Laurie: For me, it was definitely film and TV as well, so there was Dawson’s Creek was massive for me, and things like My So-Called Life—there was just one season of that, but it was magic. Film-wise, yes, there were the John Hughes stuff and also 10 Things I Hate About You was one of my favorites, and I think it still stands up when you watch it—the script is banging, it’s so good.
Ben: That became one of the central tonal references, 10 Things I Hate About You.
Laurie: Yeah, the teenagers are very intelligent and they speak in very intelligent ways but they’re not adults. They still sort of have a very teenage sense and a teenage mind, whereas in some other teen shows they’re definitely 28 year olds pretending to be 16. And I think that’s something we wanted to avoid; we wanted our characters to feel very much their age, and at the same time they have that amazing thing that teenagers have when they sort of know more than adults do, because they’re so in the moment.
Ben: One other that I’d throw in is Freaks and Geeks, an essential one, which like My So-Called Life, is one season but it’s so unbelievable and it’s so influential.

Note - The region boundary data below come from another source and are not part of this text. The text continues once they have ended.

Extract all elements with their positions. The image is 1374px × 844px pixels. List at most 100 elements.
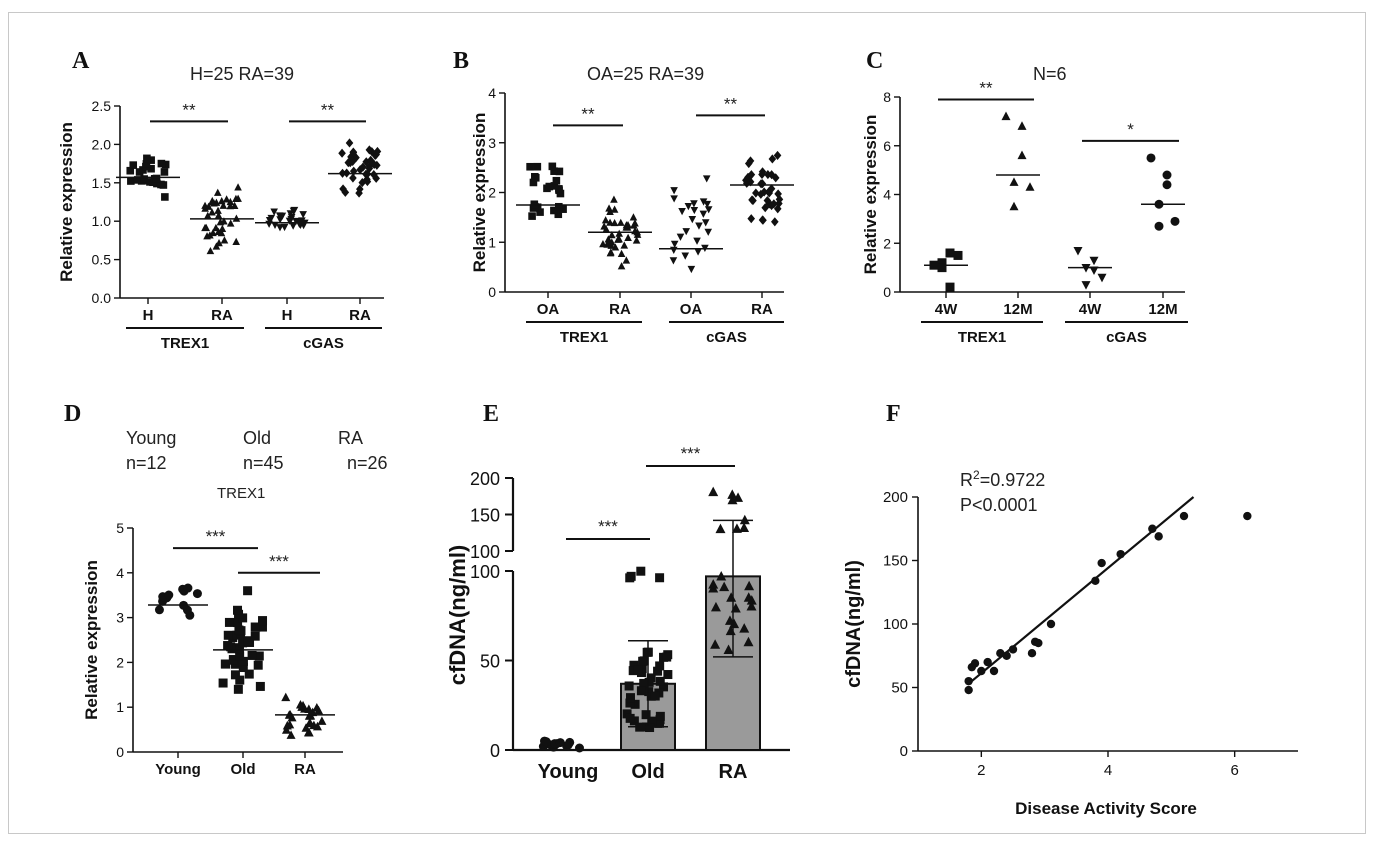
- data-point: [758, 179, 767, 189]
- y-tick-label: 5: [116, 520, 124, 536]
- data-point: [154, 605, 164, 615]
- panel-b-label: B: [453, 48, 469, 74]
- panel-d-title: TREX1: [217, 485, 265, 502]
- data-point: [733, 492, 744, 502]
- data-point: [1243, 511, 1252, 521]
- data-point: [625, 698, 635, 708]
- data-point: [1091, 576, 1100, 586]
- x-tick-label: Young: [538, 761, 599, 783]
- data-point: [610, 205, 619, 213]
- data-point: [641, 710, 651, 720]
- data-point: [301, 723, 311, 732]
- data-point: [731, 523, 742, 533]
- x-tick-label: 12M: [1148, 301, 1177, 318]
- data-point: [607, 248, 615, 256]
- data-point: [212, 223, 220, 232]
- data-point: [1089, 256, 1099, 266]
- y-axis-label: cfDNA(ng/ml): [445, 545, 470, 686]
- data-point: [257, 622, 267, 632]
- y-tick-label: 0: [490, 741, 500, 761]
- x-tick-label: 4W: [935, 301, 958, 318]
- y-tick-label: 8: [883, 89, 891, 105]
- significance-label: **: [979, 78, 993, 97]
- group-label: cGAS: [303, 335, 344, 352]
- data-point: [1046, 619, 1056, 629]
- data-point: [215, 238, 223, 247]
- data-point: [767, 170, 776, 180]
- data-point: [312, 702, 322, 712]
- data-point: [275, 212, 284, 220]
- significance-label: ***: [681, 444, 701, 463]
- data-point: [727, 489, 738, 499]
- data-point: [996, 649, 1005, 658]
- data-point: [209, 228, 217, 237]
- data-point: [629, 213, 638, 221]
- data-point: [739, 522, 750, 533]
- data-point: [244, 669, 254, 679]
- data-point: [238, 636, 248, 646]
- data-point: [746, 156, 755, 166]
- data-point: [1073, 246, 1083, 256]
- data-point: [625, 713, 635, 723]
- x-tick-label: 4W: [1079, 301, 1102, 318]
- data-point: [1170, 216, 1180, 226]
- data-point: [528, 212, 536, 220]
- data-point: [659, 682, 669, 692]
- data-point: [281, 725, 291, 734]
- data-point: [226, 219, 235, 227]
- data-point: [644, 677, 654, 687]
- y-axis-label: Relative expression: [82, 560, 101, 720]
- data-point: [970, 659, 980, 668]
- data-point: [254, 651, 264, 661]
- data-point: [761, 203, 770, 213]
- data-point: [655, 718, 665, 728]
- data-point: [684, 203, 693, 211]
- panel-d: D Young Old RA n=12 n=45 n=26 TREX1 0 1 2 3…: [64, 401, 388, 778]
- x-tick-label: Old: [231, 761, 256, 778]
- x-tick-label: 6: [1230, 762, 1238, 779]
- data-point: [617, 249, 626, 257]
- panel-d-label: D: [64, 401, 81, 427]
- data-point: [670, 195, 678, 203]
- significance-label: ***: [598, 517, 618, 536]
- data-point: [767, 184, 776, 194]
- data-point: [670, 187, 678, 195]
- data-point: [202, 223, 210, 232]
- y-tick-label: 1.0: [92, 213, 112, 229]
- data-point: [1008, 645, 1018, 654]
- data-point: [758, 215, 767, 225]
- data-point: [687, 265, 696, 274]
- data-point: [742, 175, 750, 185]
- data-point: [1179, 511, 1189, 521]
- data-point: [208, 196, 217, 205]
- data-point: [232, 214, 241, 222]
- data-point: [270, 208, 278, 216]
- data-point: [617, 262, 626, 270]
- data-point: [250, 622, 260, 632]
- data-point: [763, 195, 772, 206]
- data-point: [681, 252, 690, 260]
- data-point: [362, 157, 371, 167]
- data-point: [233, 605, 243, 615]
- data-point: [147, 156, 155, 164]
- data-point: [258, 616, 268, 626]
- data-point: [243, 586, 253, 596]
- data-point: [183, 583, 193, 593]
- data-point: [201, 201, 209, 209]
- data-point: [253, 660, 263, 670]
- data-point: [160, 168, 169, 176]
- data-point: [226, 197, 235, 206]
- x-tick-label: 4: [1104, 762, 1112, 779]
- data-point: [234, 194, 242, 202]
- data-point: [744, 172, 752, 182]
- x-tick-label: RA: [719, 761, 748, 783]
- y-tick-label: 0: [488, 284, 496, 300]
- y-tick-label: 100: [470, 542, 500, 562]
- panel-d-group-young-n: n=12: [126, 453, 167, 473]
- data-point: [615, 229, 624, 237]
- data-point: [739, 623, 750, 633]
- data-point: [1154, 532, 1163, 541]
- data-point: [247, 650, 257, 660]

Laurie: That was something that was important to us as well, trying to take the tried-and-tested tropes and finding ways to make them feel fresh and modern—take the characters and show a different side to them. Same with some of the storytelling tropes that you see quite often in teen films and TV, and try and really ask the questions [that need to be asked, like for example], should you be making that bet about that girl? Because maybe she hasn’t actually given you consent or maybe you should ask to kiss someone before you do kiss them. I think a lot of those conversations are being had now, and we wanted to inject that into the storytelling to sort of update the genre.